There is something so calm and soothing about Murder, She Wrote, even if dead bodies seem to appear wherever Jessica Fletcher goes. It’s a show I remember watching as a young child and is probably the thing that first introduced me to the murder mystery/crime genre. I’ve recently discovered that there’s a TV channel that often shows Murder, She Wrote nearly all day so it’s been fun having it back again as an easy watch kind of show.

Jessica Fletcher is a widow, former teacher, and a mystery novelist but probably most importantly she’s the best amateur detective the costal town of Cabot Cove has ever had. She’s smart, capable but also endearing and kind. The fact that she’s an older woman means she can talk to people and be more approachable than some of the actual detectives or police officers. She’s often unassuming so takes potential witnesses or perpetrators by surprise with her quick thinking.
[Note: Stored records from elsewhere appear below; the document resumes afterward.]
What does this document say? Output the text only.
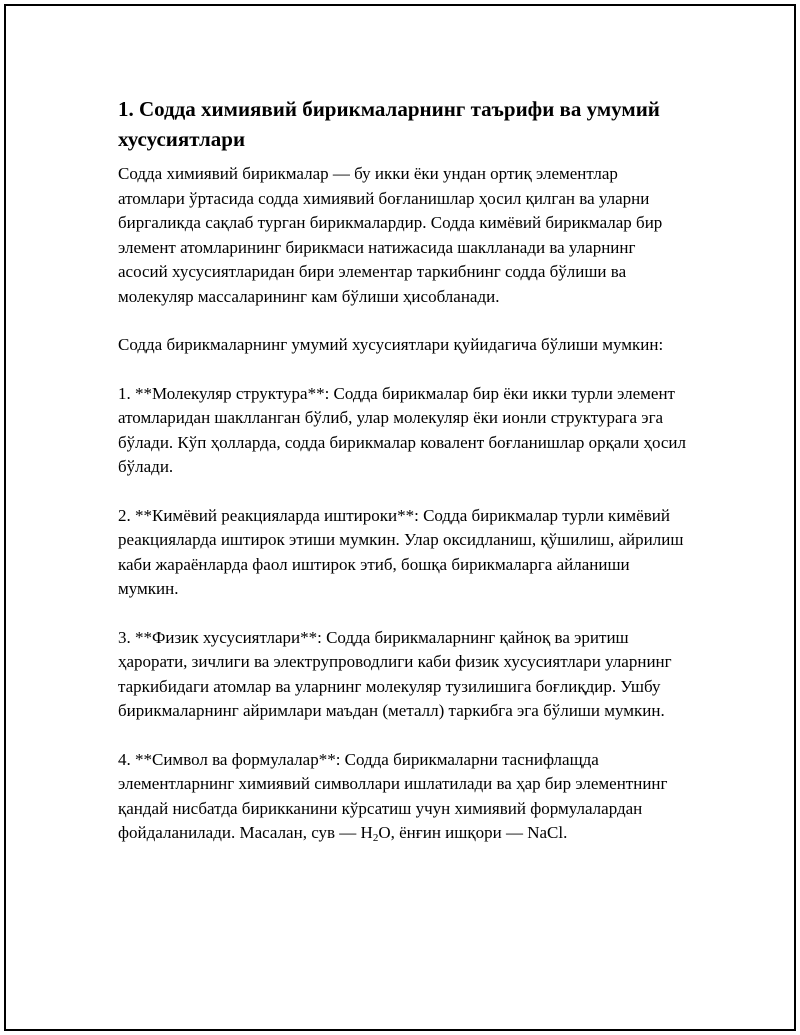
1. Содда химиявий бирикмаларнинг таърифи ва умумий хусусиятлари

Содда химиявий бирикмалар — бу икки ёки ундан ортиқ элементлар атомлари ўртасида содда химиявий боғланишлар ҳосил қилган ва уларни биргаликда сақлаб турган бирикмалардир. Содда кимёвий бирикмалар бир элемент атомларининг бирикмаси натижасида шаклланади ва уларнинг асосий хусусиятларидан бири элементар таркибнинг содда бўлиши ва молекуляр массаларининг кам бўлиши ҳисобланади.

Содда бирикмаларнинг умумий хусусиятлари қуйидагича бўлиши мумкин:

1. **Молекуляр структура**: Содда бирикмалар бир ёки икки турли элемент атомларидан шаклланган бўлиб, улар молекуляр ёки ионли структурага эга бўлади. Кўп ҳолларда, содда бирикмалар ковалент боғланишлар орқали ҳосил бўлади.

2. **Кимёвий реакцияларда иштироки**: Содда бирикмалар турли кимёвий реакцияларда иштирок этиши мумкин. Улар оксидланиш, қўшилиш, айрилиш каби жараёнларда фаол иштирок этиб, бошқа бирикмаларга айланиши мумкин.

3. **Физик хусусиятлари**: Содда бирикмаларнинг қайноқ ва эритиш ҳарорати, зичлиги ва электрупроводлиги каби физик хусусиятлари уларнинг таркибидаги атомлар ва уларнинг молекуляр тузилишига боғлиқдир. Ушбу бирикмаларнинг айримлари маъдан (металл) таркибга эга бўлиши мумкин.

4. **Символ ва формулалар**: Содда бирикмаларни таснифлащда элементларнинг химиявий символлари ишлатилади ва ҳар бир элементнинг қандай нисбатда бирикканини кўрсатиш учун химиявий формулалардан фойдаланилади. Масалан, сув — $H_2O$, ёнғин ишқори — NaCl.
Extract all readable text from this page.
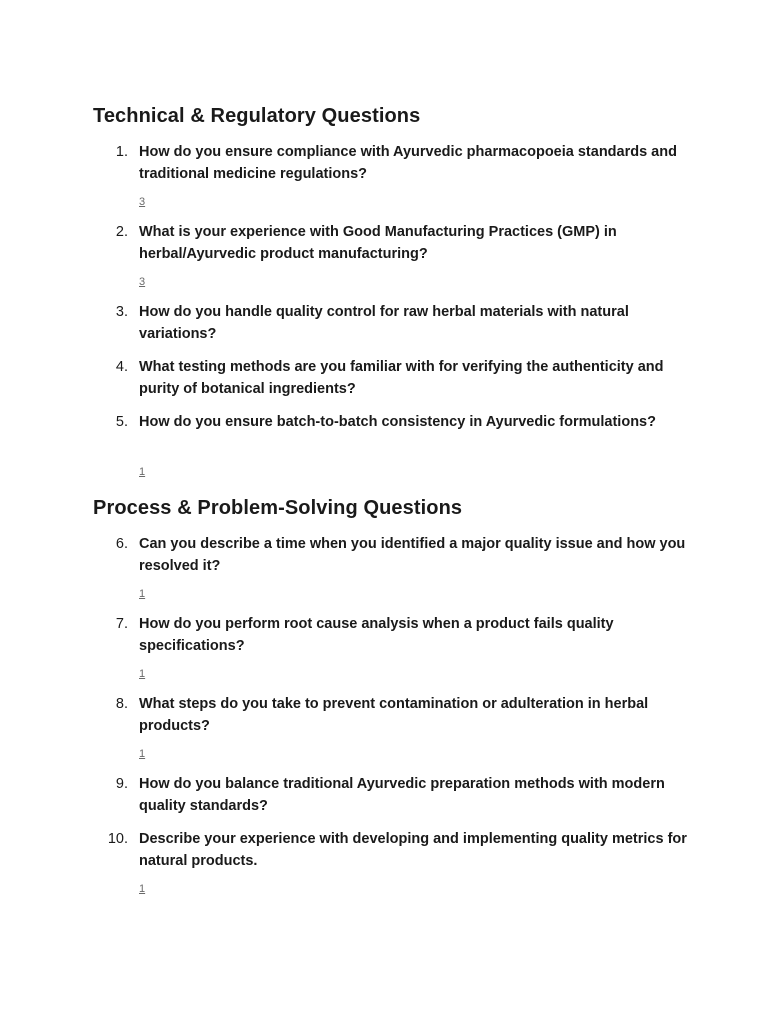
Technical & Regulatory Questions
1. How do you ensure compliance with Ayurvedic pharmacopoeia standards and traditional medicine regulations?

3
2. What is your experience with Good Manufacturing Practices (GMP) in herbal/Ayurvedic product manufacturing?

3
3. How do you handle quality control for raw herbal materials with natural variations?

4. What testing methods are you familiar with for verifying the authenticity and purity of botanical ingredients?

5. How do you ensure batch-to-batch consistency in Ayurvedic formulations?

1
Process & Problem-Solving Questions
6. Can you describe a time when you identified a major quality issue and how you resolved it?

1
7. How do you perform root cause analysis when a product fails quality specifications?

1
8. What steps do you take to prevent contamination or adulteration in herbal products?

1
9. How do you balance traditional Ayurvedic preparation methods with modern quality standards?

10. Describe your experience with developing and implementing quality metrics for natural products.

1
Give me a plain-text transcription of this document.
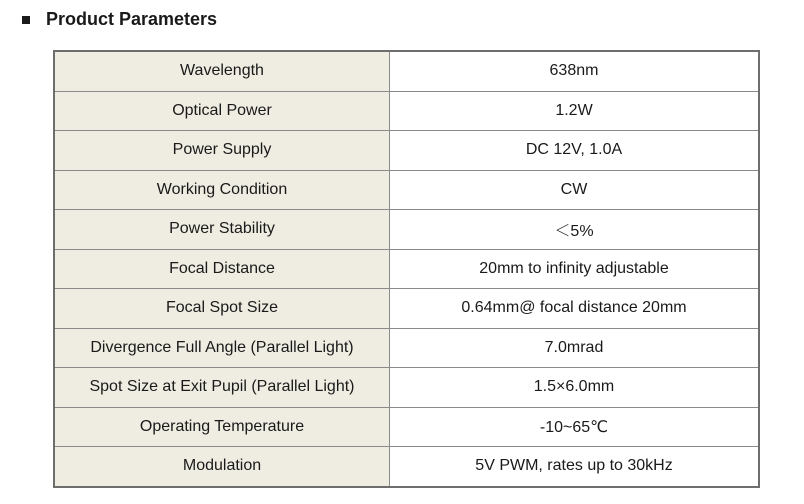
Product Parameters
Wavelength	638nm
Optical Power	1.2W
Power Supply	DC 12V, 1.0A
Working Condition	CW
Power Stability	＜5%
Focal Distance	20mm to infinity adjustable
Focal Spot Size	0.64mm@ focal distance 20mm
Divergence Full Angle (Parallel Light)	7.0mrad
Spot Size at Exit Pupil (Parallel Light)	1.5×6.0mm
Operating Temperature	-10~65℃
Modulation	5V PWM, rates up to 30kHz
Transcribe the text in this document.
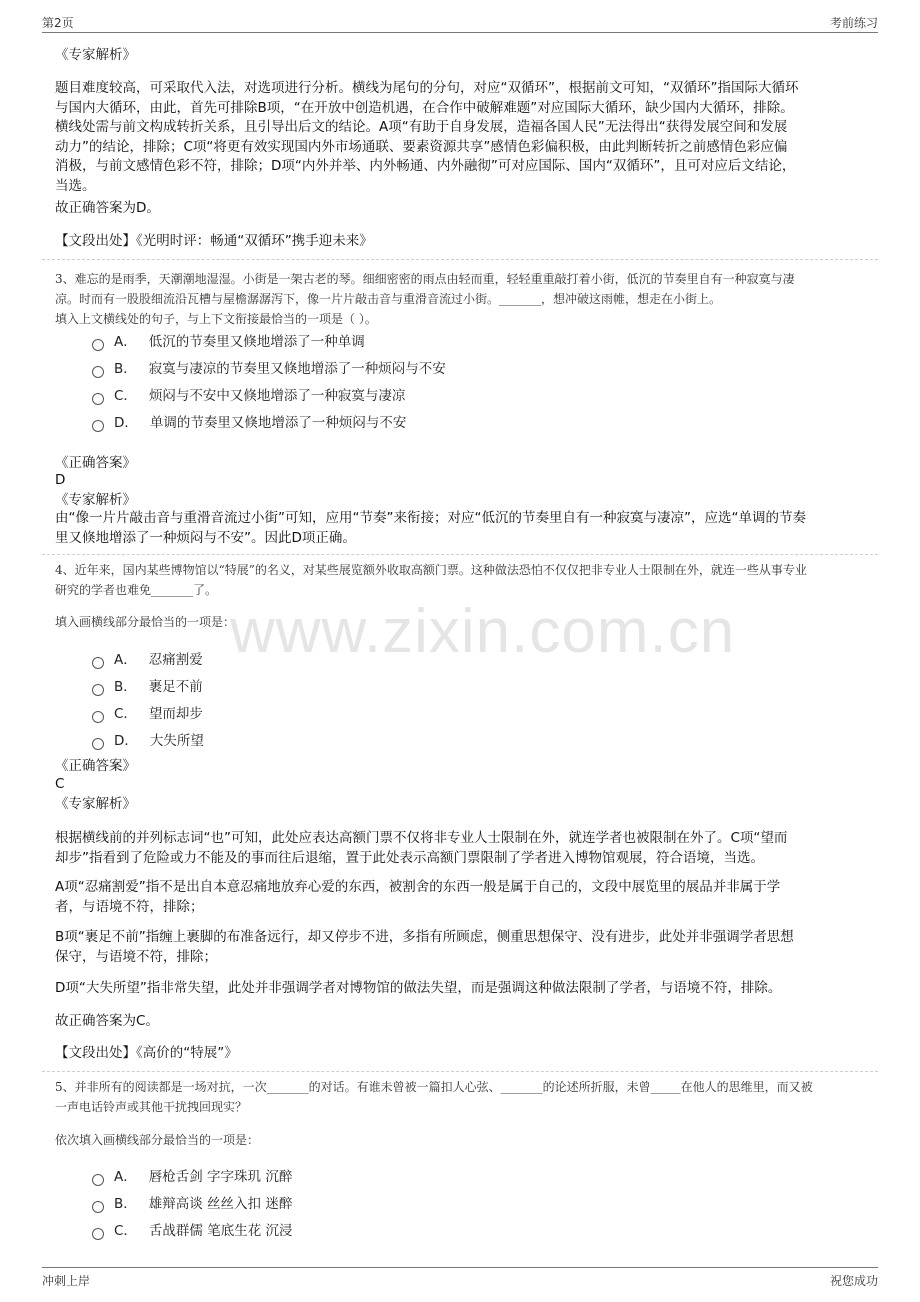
第2页	考前练习
www.zixin.com.cn
《专家解析》
题目难度较高，可采取代入法，对选项进行分析。横线为尾句的分句，对应“双循环”，根据前文可知，“双循环”指国际大循环
与国内大循环，由此，首先可排除B项，“在开放中创造机遇，在合作中破解难题”对应国际大循环，缺少国内大循环，排除。
横线处需与前文构成转折关系，且引导出后文的结论。A项“有助于自身发展，造福各国人民”无法得出“获得发展空间和发展
动力”的结论，排除；C项“将更有效实现国内外市场通联、要素资源共享”感情色彩偏积极，由此判断转折之前感情色彩应偏
消极，与前文感情色彩不符，排除；D项“内外并举、内外畅通、内外融彻”可对应国际、国内“双循环”，且可对应后文结论，
当选。
故正确答案为D。
【文段出处】《光明时评：畅通“双循环”携手迎未来》
3、难忘的是雨季，天潮潮地湿湿。小街是一架古老的琴。细细密密的雨点由轻而重，轻轻重重敲打着小街，低沉的节奏里自有一种寂寞与凄
凉。时而有一股股细流沿瓦槽与屋檐潺潺泻下，像一片片敲击音与重滑音流过小街。_______，想冲破这雨帷，想走在小街上。
填入上文横线处的句子，与上下文衔接最恰当的一项是（ ）。
A． 低沉的节奏里又倏地增添了一种单调
B． 寂寞与凄凉的节奏里又倏地增添了一种烦闷与不安
C． 烦闷与不安中又倏地增添了一种寂寞与凄凉
D． 单调的节奏里又倏地增添了一种烦闷与不安
《正确答案》
D
《专家解析》
由“像一片片敲击音与重滑音流过小街”可知，应用“节奏”来衔接；对应“低沉的节奏里自有一种寂寞与凄凉”，应选“单调的节奏
里又倏地增添了一种烦闷与不安”。因此D项正确。
4、近年来，国内某些博物馆以“特展”的名义，对某些展览额外收取高额门票。这种做法恐怕不仅仅把非专业人士限制在外，就连一些从事专业
研究的学者也难免_______了。
填入画横线部分最恰当的一项是：
A． 忍痛割爱
B． 裹足不前
C． 望而却步
D． 大失所望
《正确答案》
C
《专家解析》
根据横线前的并列标志词“也”可知，此处应表达高额门票不仅将非专业人士限制在外，就连学者也被限制在外了。C项“望而
却步”指看到了危险或力不能及的事而往后退缩，置于此处表示高额门票限制了学者进入博物馆观展，符合语境，当选。
A项“忍痛割爱”指不是出自本意忍痛地放弃心爱的东西，被割舍的东西一般是属于自己的，文段中展览里的展品并非属于学
者，与语境不符，排除；
B项“裹足不前”指缠上裹脚的布准备远行，却又停步不进，多指有所顾虑，侧重思想保守、没有进步，此处并非强调学者思想
保守，与语境不符，排除；
D项“大失所望”指非常失望，此处并非强调学者对博物馆的做法失望，而是强调这种做法限制了学者，与语境不符，排除。
故正确答案为C。
【文段出处】《高价的“特展”》
5、并非所有的阅读都是一场对抗，一次_______的对话。有谁未曾被一篇扣人心弦、_______的论述所折服，未曾_____在他人的思维里，而又被
一声电话铃声或其他干扰拽回现实？
依次填入画横线部分最恰当的一项是：
A． 唇枪舌剑 字字珠玑 沉醉
B． 雄辩高谈 丝丝入扣 迷醉
C． 舌战群儒 笔底生花 沉浸
冲刺上岸	祝您成功
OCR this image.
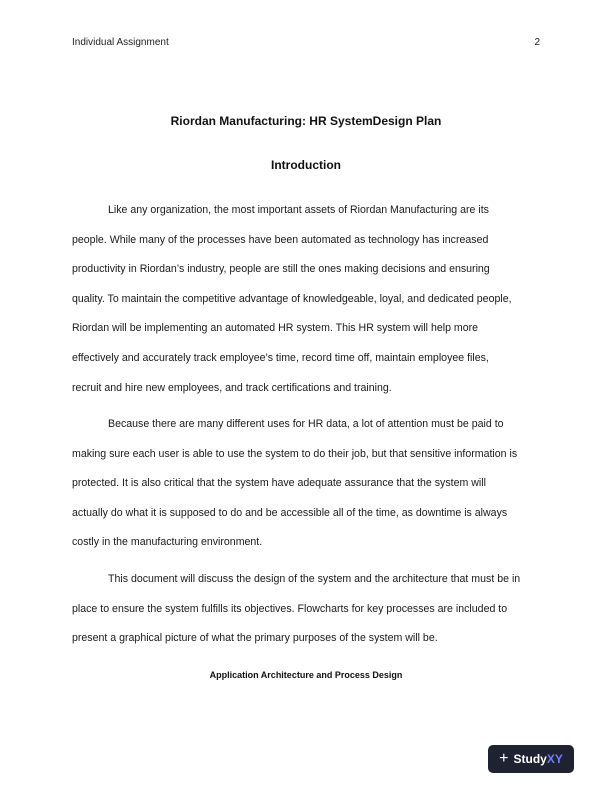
Individual Assignment	2
Riordan Manufacturing: HR SystemDesign Plan
Introduction
Like any organization, the most important assets of Riordan Manufacturing are its
people. While many of the processes have been automated as technology has increased
productivity in Riordan’s industry, people are still the ones making decisions and ensuring
quality. To maintain the competitive advantage of knowledgeable, loyal, and dedicated people,
Riordan will be implementing an automated HR system. This HR system will help more
effectively and accurately track employee’s time, record time off, maintain employee files,
recruit and hire new employees, and track certifications and training.
Because there are many different uses for HR data, a lot of attention must be paid to
making sure each user is able to use the system to do their job, but that sensitive information is
protected. It is also critical that the system have adequate assurance that the system will
actually do what it is supposed to do and be accessible all of the time, as downtime is always
costly in the manufacturing environment.
This document will discuss the design of the system and the architecture that must be in
place to ensure the system fulfills its objectives. Flowcharts for key processes are included to
present a graphical picture of what the primary purposes of the system will be.
Application Architecture and Process Design
+ Study XY
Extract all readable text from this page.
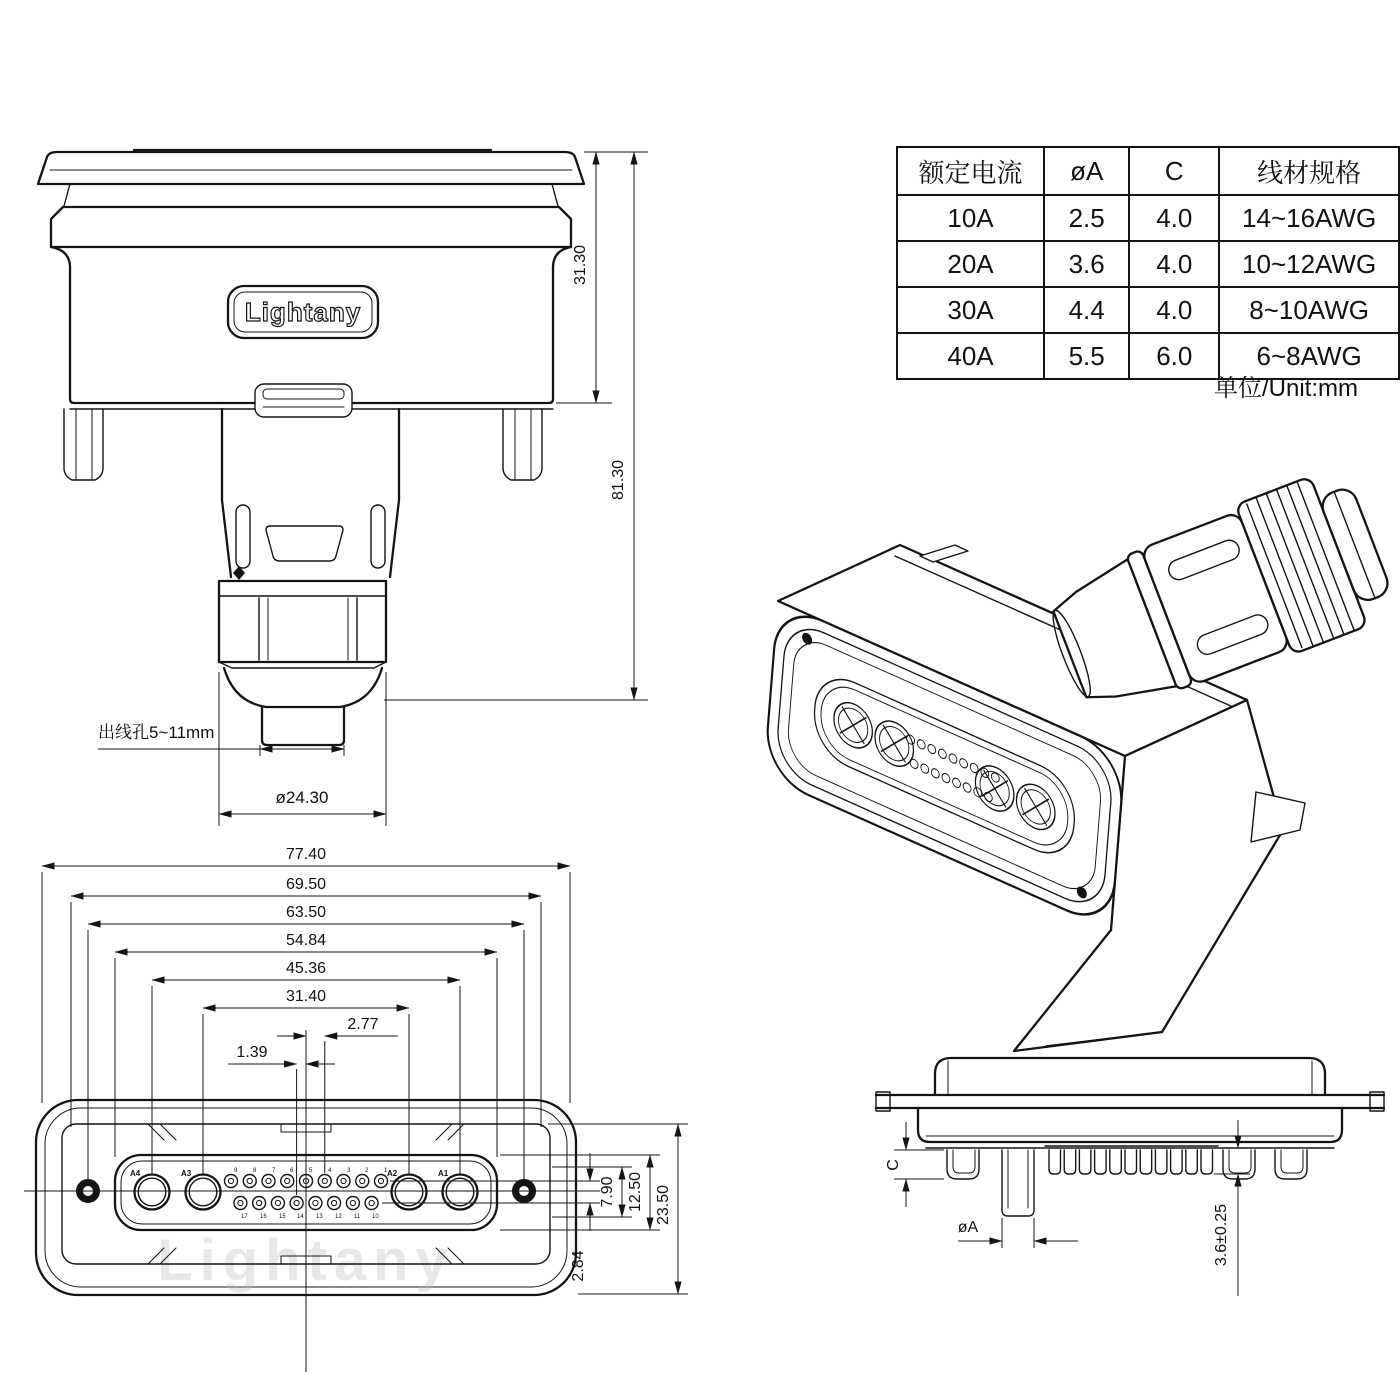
Lightany
31.30
81.30
出线孔5~11mm
ø24.30
Lightany
A4	A3	A2	A1
9	8	7 6	5	4	3 2	1
17 16 15 14 13 12 11 10
77.40
69.50
63.50
54.84
45.36
31.40
2.77
1.39
2.84
7.90 12.50 23.50
C
øA	3.6±0.25
额定电流	øA	C	线材规格
10A	2.5	4.0	14~16AWG
20A	3.6	4.0	10~12AWG
30A	4.4	4.0	8~10AWG
40A	5.5	6.0	6~8AWG
单位/Unit:mm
I especially like it when she ends up in a big city and there’s a murder because how city cops often push her thoughts and insight aside often comes back to bite them. There’s just something almost therapeutic about an older woman outsmarting young men who think they know everything.

In true crime show fashion I love how it’s the smallest details or previous unconsidered conversation that sparks Jessica’s understanding of how a murder was committed and who did it. The way she pieces things together and then reveals all to the murderer and the police is always satisfying.

E is for Elizabeth Sloane

Miss Sloane is one of my favourite films of recent years and that’s mainly down to the titular character, Elizabeth Sloane, and Jessica Chastain’s performance as her.

Elizabeth Sloane is a cutthroat lobbyist and isn’t a particularly nice person a lot of the time. She will use and manipulate people in order to get the results she wants. She’s not afraid to bend or break the law either. There are moments where it seems like she is making genuine connections with people but you’re never really sure of her motives or how genuine she actually is.

Elizabeth Sloane is one of my favourite types of character. She is incredibly smart and forward-thinking. She’s the kind of person who treats her job and her goals as a game of chess, always looking three moves ahead and setting out plans to counter her oppositions possible actions in anticipation of whatever they might to next. She can predict peoples reactions so well that a lot of the time she’s in complete control, or if she’s not she soon will be. She has plans and backup plans and hardly ever lets anyone in on her schemes because the less people know, the more likely she can herd them in the direction she wants.

On a more superficial note, I absolutely adore the costuming in this film and every single one of Elizabeth’s outfits is incredible. They are the perfect example of office chic and the way she is dressed just exudes power and competence.